"You can't tell me that a thing like that is done every day! Jacques, be honest—isn't it a very remarkable operation for a country doctor to perform?"

"Oh—for a country doctor, perhaps. For a surgeon who has had some experience, no."

"You are a surgeon, then, not a doctor?"

He smiled, that warm, flashing smile which always fell like a gleam of sunlight across her heart. "I am—whatever people need me to be."

It was true—physician, nurse, companion, guardian, friend—Jacques Benoix was always whatever people needed him to be.

In that moment, Kate realized that he had given up a great career to bring his sick wife into the country.

One of the closest bonds between them was a love for music. Kate's singing, untrained and faulty though it was, gave keen pleasure to his starved ears, and often he brought his little son to hear her; a boy of ten, rather grave and shy, but with his father's beautiful smile. Sometimes there were duets to be tried out together; Kildare, when he was at home, listening tolerantly and beating time out of time to the pleasant sounds they made.
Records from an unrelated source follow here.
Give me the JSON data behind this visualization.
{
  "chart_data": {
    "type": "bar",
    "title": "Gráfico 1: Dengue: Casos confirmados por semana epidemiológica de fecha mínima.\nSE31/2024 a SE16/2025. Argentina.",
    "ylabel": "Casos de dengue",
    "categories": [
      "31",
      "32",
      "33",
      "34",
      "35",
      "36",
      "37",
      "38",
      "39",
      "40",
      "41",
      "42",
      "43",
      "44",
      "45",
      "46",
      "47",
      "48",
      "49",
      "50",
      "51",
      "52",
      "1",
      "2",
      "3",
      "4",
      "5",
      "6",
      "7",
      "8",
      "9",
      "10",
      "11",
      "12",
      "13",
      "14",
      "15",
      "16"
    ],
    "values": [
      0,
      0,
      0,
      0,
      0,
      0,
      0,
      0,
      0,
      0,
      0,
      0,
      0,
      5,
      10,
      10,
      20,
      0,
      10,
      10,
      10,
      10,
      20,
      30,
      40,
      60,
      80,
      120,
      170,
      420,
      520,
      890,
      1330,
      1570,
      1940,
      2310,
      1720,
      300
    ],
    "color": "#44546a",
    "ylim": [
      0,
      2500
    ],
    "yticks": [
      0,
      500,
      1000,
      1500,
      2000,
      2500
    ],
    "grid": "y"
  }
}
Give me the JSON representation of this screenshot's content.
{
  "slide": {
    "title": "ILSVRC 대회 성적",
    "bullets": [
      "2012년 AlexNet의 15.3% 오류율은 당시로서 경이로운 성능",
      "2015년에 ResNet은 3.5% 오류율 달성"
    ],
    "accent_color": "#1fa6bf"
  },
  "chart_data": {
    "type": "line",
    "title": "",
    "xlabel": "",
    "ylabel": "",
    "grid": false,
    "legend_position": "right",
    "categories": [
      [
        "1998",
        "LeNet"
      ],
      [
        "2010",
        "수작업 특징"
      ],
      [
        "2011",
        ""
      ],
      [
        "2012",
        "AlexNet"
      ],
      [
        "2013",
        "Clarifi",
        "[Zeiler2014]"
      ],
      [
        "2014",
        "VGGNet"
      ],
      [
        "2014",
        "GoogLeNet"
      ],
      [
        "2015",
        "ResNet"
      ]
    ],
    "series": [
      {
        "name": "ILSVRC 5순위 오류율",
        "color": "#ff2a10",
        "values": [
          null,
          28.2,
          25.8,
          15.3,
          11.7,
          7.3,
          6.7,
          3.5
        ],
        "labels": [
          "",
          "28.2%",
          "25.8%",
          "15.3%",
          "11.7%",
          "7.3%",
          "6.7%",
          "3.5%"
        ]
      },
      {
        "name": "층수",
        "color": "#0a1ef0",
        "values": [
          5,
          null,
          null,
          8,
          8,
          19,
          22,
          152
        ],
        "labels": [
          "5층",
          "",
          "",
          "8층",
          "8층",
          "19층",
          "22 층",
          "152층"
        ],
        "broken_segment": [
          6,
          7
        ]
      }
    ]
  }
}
But he was not often at home in those days. He sought his pleasure elsewhere. The guest-house had been empty for months.

Kate and Benoix found his frequent absences rather a relief. They were freer to discuss the things that did not interest him, to read aloud to each other, to play games with the exacting Apple-Blossom, an executive from her cradle. It was at last the sort of domestic life of which every girl dreams in her secret heart; and Kate grew lovelier than her loveliest.

Meanwhile the countryside watched, and whispered, and waited. The countryside was wise in the ways of Nature, if these two were not.